Но любое трогательное явление может неожиданно показать свою оборотную, карикатурную сторону. Ближе к лету московские проститутки вывели на рынок новую актуальную услугу. Клиенту предлагался уличный минет в антураже насаженных одна на другую маленьких башенок. Подобные сувениры пользовались популярностью у москвичей и туристов из Франции, но как только развлечение стало модным, башенки исчезли с прилавков – до сих пор эта тридцатисантиметровая тоненькая игрушка считается редкостью. После завершения основной программы клиенту за дополнительную плату предлагалась экстремальная сексуальная практика с использованием башенок (Останкинская была полой внутри, а на кончики обеих моделей можно было устанавливать специальные насадки, оперативно завозимые в московские секс-шопы из Германии, где их со страшной завистью к европейским и русским коллегам изготавливали). В полицию с самого верха поступило неформальное, но строгое распоряжение: обычных проституток, не предоставляющих новую услугу (таких было мало), не трогать вовсе, зато уличные минеты истреблять безжалостно и энергично. И озадаченные московские пэпээсники прочесывали ночные улицы, огороженные частоколом слипшихся парочек, и сотнями увозили проституток и заодно клиентов в участки, но от этого становилось только хуже: экипаж приехавшего автозака обнаруживал, что разнополые дежурные тоже заняты французской любовью с участием все тех же проклятых башенок, и вскоре участок наполнялся криками, стоном и смехом, и в общем бесстыжем гвалте уже трудно было разобрать, где сотрудники, а где – задержанные. Комнаты детей полицейских были завалены конфискованными игрушками, и когда жены и матери узнавали, откуда они, то с негодованием пытались выкидывать, но перед самым мусоропроводом у них вдруг сладко мутилось в голове, приходили странные мысли, и игрушки возвращались в квартиры, где тщательно мылись с мылом и использовались по назначению, никак, впрочем, не подразумевавшемуся их производителями. Множество измен, обвинений в распутстве и, наоборот, сексуальной зажатости разрушали семьи полицейских; но немало было и тех, кто впервые познал настоящую близость, страсть и доверие.
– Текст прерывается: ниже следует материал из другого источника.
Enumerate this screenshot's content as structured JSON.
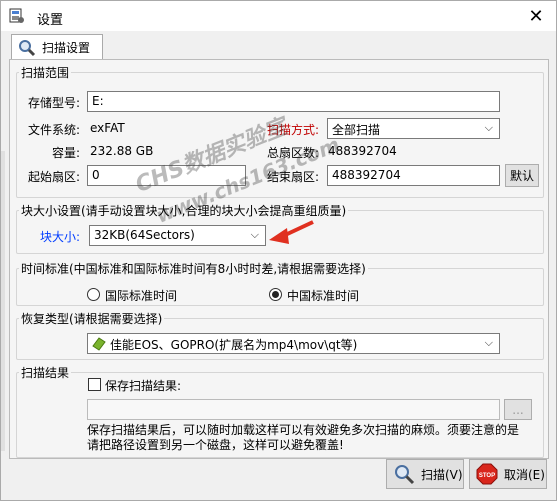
{
  "window": {
    "title": "设置",
    "close_glyph": "✕"
  },
  "tab": {
    "label": "扫描设置",
    "icon": "magnifier-icon"
  },
  "scan_range": {
    "legend": "扫描范围",
    "storage_model_label": "存储型号:",
    "storage_model_value": "E:",
    "filesystem_label": "文件系统:",
    "filesystem_value": "exFAT",
    "scan_mode_label": "扫描方式:",
    "scan_mode_value": "全部扫描",
    "capacity_label": "容量:",
    "capacity_value": "232.88 GB",
    "total_sectors_label": "总扇区数:",
    "total_sectors_value": "488392704",
    "start_sector_label": "起始扇区:",
    "start_sector_value": "0",
    "end_sector_label": "结束扇区:",
    "end_sector_value": "488392704",
    "default_button": "默认"
  },
  "block_size": {
    "legend": "块大小设置(请手动设置块大小,合理的块大小会提高重组质量)",
    "label": "块大小:",
    "value": "32KB(64Sectors)"
  },
  "time_standard": {
    "legend": "时间标准(中国标准和国际标准时间有8小时时差,请根据需要选择)",
    "option_international": "国际标准时间",
    "option_china": "中国标准时间",
    "selected": "china"
  },
  "recovery_type": {
    "legend": "恢复类型(请根据需要选择)",
    "value": "佳能EOS、GOPRO(扩展名为mp4\\mov\\qt等)"
  },
  "scan_result": {
    "legend": "扫描结果",
    "save_label": "保存扫描结果:",
    "path_value": "",
    "browse_button": "...",
    "note": "保存扫描结果后，可以随时加载这样可以有效避免多次扫描的麻烦。须要注意的是请把路径设置到另一个磁盘，这样可以避免覆盖!"
  },
  "buttons": {
    "scan": "扫描(V)",
    "cancel": "取消(E)"
  },
  "watermark": {
    "line1": "CHS数据实验室",
    "line2": "www.chs163.com"
  },
  "colors": {
    "red_label": "#c00000",
    "blue_label": "#003cff",
    "arrow": "#e03020"
  }
}
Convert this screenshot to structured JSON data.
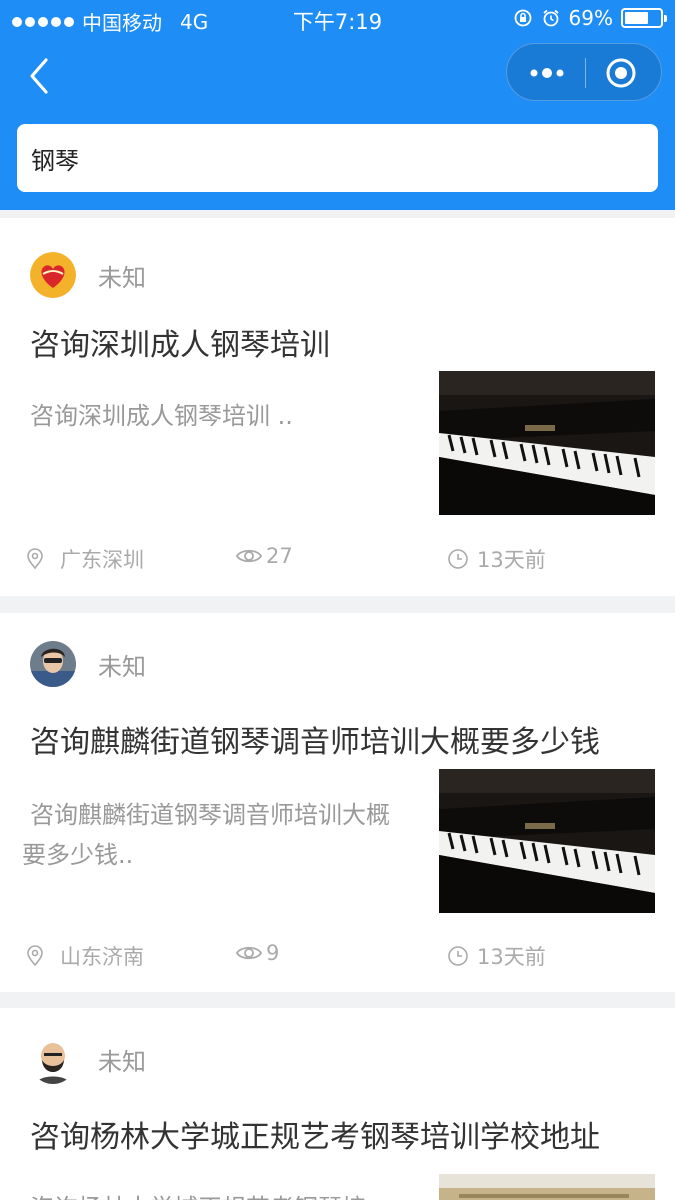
{
  "status_bar": {
    "carrier": "中国移动",
    "network": "4G",
    "time": "下午7:19",
    "battery": "69%",
    "battery_level": 0.69
  },
  "nav": {
    "back_icon": "chevron-left-icon",
    "more_icon": "more-dots-icon",
    "close_icon": "target-circle-icon"
  },
  "search": {
    "value": "钢琴"
  },
  "colors": {
    "primary": "#1e8df5",
    "background": "#f1f2f4",
    "text_main": "#333333",
    "text_muted": "#999999"
  },
  "cards": [
    {
      "author": "未知",
      "title": "咨询深圳成人钢琴培训",
      "desc": "咨询深圳成人钢琴培训 ..",
      "location": "广东深圳",
      "views": "27",
      "time": "13天前"
    },
    {
      "author": "未知",
      "title": "咨询麒麟街道钢琴调音师培训大概要多少钱",
      "desc": "咨询麒麟街道钢琴调音师培训大概要多少钱..",
      "location": "山东济南",
      "views": "9",
      "time": "13天前"
    },
    {
      "author": "未知",
      "title": "咨询杨林大学城正规艺考钢琴培训学校地址",
      "desc": "咨询杨林大学城正规艺考钢琴培"
    }
  ]
}
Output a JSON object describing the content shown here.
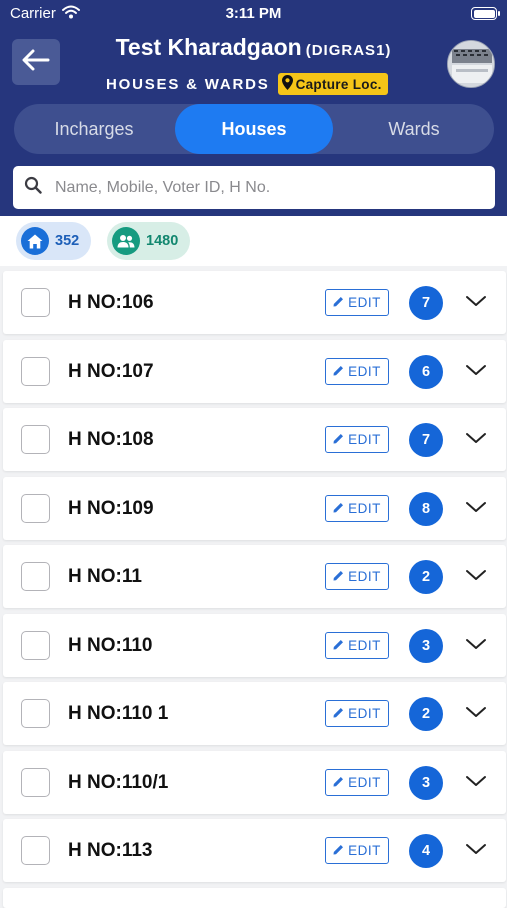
{
  "status_bar": {
    "carrier": "Carrier",
    "time": "3:11 PM"
  },
  "header": {
    "title": "Test Kharadgaon",
    "title_code": "(DIGRAS1)",
    "subtitle": "HOUSES & WARDS",
    "capture_label": "Capture Loc."
  },
  "tabs": [
    {
      "label": "Incharges",
      "active": false
    },
    {
      "label": "Houses",
      "active": true
    },
    {
      "label": "Wards",
      "active": false
    }
  ],
  "search": {
    "placeholder": "Name, Mobile, Voter ID, H No.",
    "value": ""
  },
  "stats": {
    "houses_count": "352",
    "voters_count": "1480"
  },
  "edit_label": "EDIT",
  "houses": [
    {
      "hno": "H NO:106",
      "count": "7"
    },
    {
      "hno": "H NO:107",
      "count": "6"
    },
    {
      "hno": "H NO:108",
      "count": "7"
    },
    {
      "hno": "H NO:109",
      "count": "8"
    },
    {
      "hno": "H NO:11",
      "count": "2"
    },
    {
      "hno": "H NO:110",
      "count": "3"
    },
    {
      "hno": "H NO:110 1",
      "count": "2"
    },
    {
      "hno": "H NO:110/1",
      "count": "3"
    },
    {
      "hno": "H NO:113",
      "count": "4"
    }
  ],
  "colors": {
    "header_bg": "#26367d",
    "active_tab": "#1e7bf2",
    "accent_blue": "#1566d8",
    "badge_yellow": "#f5c518",
    "voters_green": "#169b80"
  }
}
Мощно и прихотливо разросся рынок женского нижнего белья и обуви: носить простые сетчатые чулки, неточно подражающие узору творения Эйфеля – Поташевича, стало уже не модно. Дизайнеры разработали массу фасонов темных чулок и колготок с принтами, изображающими парижскую башню; тонкие телесные варианты имитировали голую ногу с бледной татуировкой в виде Останкинской. Вошли в обиход трусы с бантиками в форме двух крошечных переплетенных башенок. Застежки бюстгальтеров повторяли известный мотив, причем весьма оригинально: выступы на концах обеих матерчатых лямок делались металлическими, и они заменяли ушедшие в прошлое крючочки. Шпильки модных туфель обыгрывали ставший классическим образ. Бантики на балетках… впрочем, этот трогательный маркетинговый проспект можно продолжать бесконечно.
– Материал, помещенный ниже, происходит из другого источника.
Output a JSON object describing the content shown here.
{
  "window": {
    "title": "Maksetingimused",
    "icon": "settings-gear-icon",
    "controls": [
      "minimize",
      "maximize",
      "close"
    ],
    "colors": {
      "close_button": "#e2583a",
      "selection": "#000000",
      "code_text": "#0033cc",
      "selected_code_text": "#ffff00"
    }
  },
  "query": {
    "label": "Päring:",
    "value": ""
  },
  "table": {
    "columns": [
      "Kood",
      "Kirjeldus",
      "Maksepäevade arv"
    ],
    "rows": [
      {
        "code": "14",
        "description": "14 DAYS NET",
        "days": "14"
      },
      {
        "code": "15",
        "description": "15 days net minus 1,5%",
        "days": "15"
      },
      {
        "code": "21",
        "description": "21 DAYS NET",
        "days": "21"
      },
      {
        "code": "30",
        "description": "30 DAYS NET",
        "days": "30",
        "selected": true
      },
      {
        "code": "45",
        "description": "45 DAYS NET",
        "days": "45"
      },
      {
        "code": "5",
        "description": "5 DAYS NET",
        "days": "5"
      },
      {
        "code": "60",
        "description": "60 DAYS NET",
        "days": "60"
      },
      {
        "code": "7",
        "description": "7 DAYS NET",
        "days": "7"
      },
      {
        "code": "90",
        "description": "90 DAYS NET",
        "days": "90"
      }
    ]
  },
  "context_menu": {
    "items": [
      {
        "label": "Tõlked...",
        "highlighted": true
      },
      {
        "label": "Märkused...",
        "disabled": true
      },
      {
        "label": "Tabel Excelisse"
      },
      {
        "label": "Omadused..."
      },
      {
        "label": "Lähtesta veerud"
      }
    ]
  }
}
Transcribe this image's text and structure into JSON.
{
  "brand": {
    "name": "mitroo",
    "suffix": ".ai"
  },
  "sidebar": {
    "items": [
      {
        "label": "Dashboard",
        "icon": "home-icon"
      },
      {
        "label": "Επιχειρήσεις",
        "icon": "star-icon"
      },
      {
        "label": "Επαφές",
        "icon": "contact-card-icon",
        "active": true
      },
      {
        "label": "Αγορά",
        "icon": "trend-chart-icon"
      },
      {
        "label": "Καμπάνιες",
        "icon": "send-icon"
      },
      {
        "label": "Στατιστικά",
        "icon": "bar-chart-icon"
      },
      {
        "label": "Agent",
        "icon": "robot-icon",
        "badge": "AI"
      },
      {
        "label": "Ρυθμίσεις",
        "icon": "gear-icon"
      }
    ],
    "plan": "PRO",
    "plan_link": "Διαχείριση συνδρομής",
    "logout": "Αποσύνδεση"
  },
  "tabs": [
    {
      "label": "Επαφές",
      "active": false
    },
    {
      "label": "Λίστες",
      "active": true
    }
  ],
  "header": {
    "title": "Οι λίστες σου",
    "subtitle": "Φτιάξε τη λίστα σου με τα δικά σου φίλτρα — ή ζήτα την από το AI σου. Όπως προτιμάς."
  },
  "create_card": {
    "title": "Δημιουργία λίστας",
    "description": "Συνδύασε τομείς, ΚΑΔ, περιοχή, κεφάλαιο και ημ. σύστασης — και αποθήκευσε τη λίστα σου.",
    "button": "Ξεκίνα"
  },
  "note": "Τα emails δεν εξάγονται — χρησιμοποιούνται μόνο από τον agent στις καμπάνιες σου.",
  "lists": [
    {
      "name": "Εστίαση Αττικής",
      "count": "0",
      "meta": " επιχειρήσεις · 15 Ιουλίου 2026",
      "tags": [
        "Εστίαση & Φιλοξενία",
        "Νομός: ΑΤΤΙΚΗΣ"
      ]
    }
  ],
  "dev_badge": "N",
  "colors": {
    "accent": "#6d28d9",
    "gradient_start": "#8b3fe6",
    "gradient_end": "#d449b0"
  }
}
Мало кто из телезрителей понимал, что он наблюдает змею, кусающую самое себя за хвост: Эйфелево Останкино транслировало само себя, инструмент стал продуктом, средство – целью. Репортажи на фоне башен и панорамные съемки конструкции потеснили в сетке вещания даже самые популярные ток- и реалити-шоу. Стальной сетчатый каркас создавал помехи, и по экранам телевизоров ползли ажурные полосы, словно кто-то накинул на изображение увеличенную во много раз шелковистую паутину. Кроме того, отмечали самые чуткие, если не шевелиться и задержать дыхание, можно было услышать, нет, скорее почувствовать самой поверхностью мозга не то свист, не то гул, космический сквозняк, успокаивающий и наделяющий прохладной решимостью сделать все, что прикажет, нет, мягко посоветует находящийся в это время в эфире человек. К счастью это или нет, но акулы российского шоу-бизнеса не успели толком узнать об этой особенности вещания, и трагических последствий удалось избежать, если не считать всплеска промискуитета в молодежной среде и некоторого учащения случаев регрессии у больных шизофренией.
Вскоре обычное вещание прекратилось вовсе, и в отравленном воздухе над столицей безжалостно и мощно разнесся настоящий Сигнал.
Что бы ни говорили ревнители нравственности, ношение белья с башенной символикой и даже эротические эксперименты с игрушечными моделями можно считать безобидной причудой. Но изменения в психике людей, наблюдавшиеся к концу первого года существования проекта, уже вызывали опасения. Все больше не склонных к ипохондрии людей жаловались на тошноту, головные боли и кошмары, образное наполнение которых зависело от навязчивых идей конкретного пациента. Группа ученых Московского НИИ психиатрии в начале 2011 года выпустила сборник наиболее интересных клинических случаев, сопровождаемых комментариями. Так, женщина сорока пяти лет, с хроническим алкоголизмом второй стадии, была неоднократно госпитализирована при попытке суицида. По словам близких, когда-то она работала оператором на колесе обозрения на ВВЦ, и примерно через год после постройки Эйфелева Останкино ее вдруг стали беспокоить сны о старом месте работы, откуда она была уволена за пьянство. Женщина отправилась на ВДНХ и, увидев с высоты аттракциона двойную башню, попыталась разбить стекло кабинки и выпрыгнуть вниз, но была остановлена другими пассажирами. В течение месяца это повторялось шесть раз. В сумеречном состоянии она тихо бормотала одну и ту же фразу: «Увидеть Париж и умереть». В моменты просветления она описывала врачам открывшийся ей вид на Париж так детально и точно, что даже повидавшие всякое психиатры смущались, сверяя рассказ пациентки с фотографиями и картами французской столицы: за границей женщина никогда не бывала.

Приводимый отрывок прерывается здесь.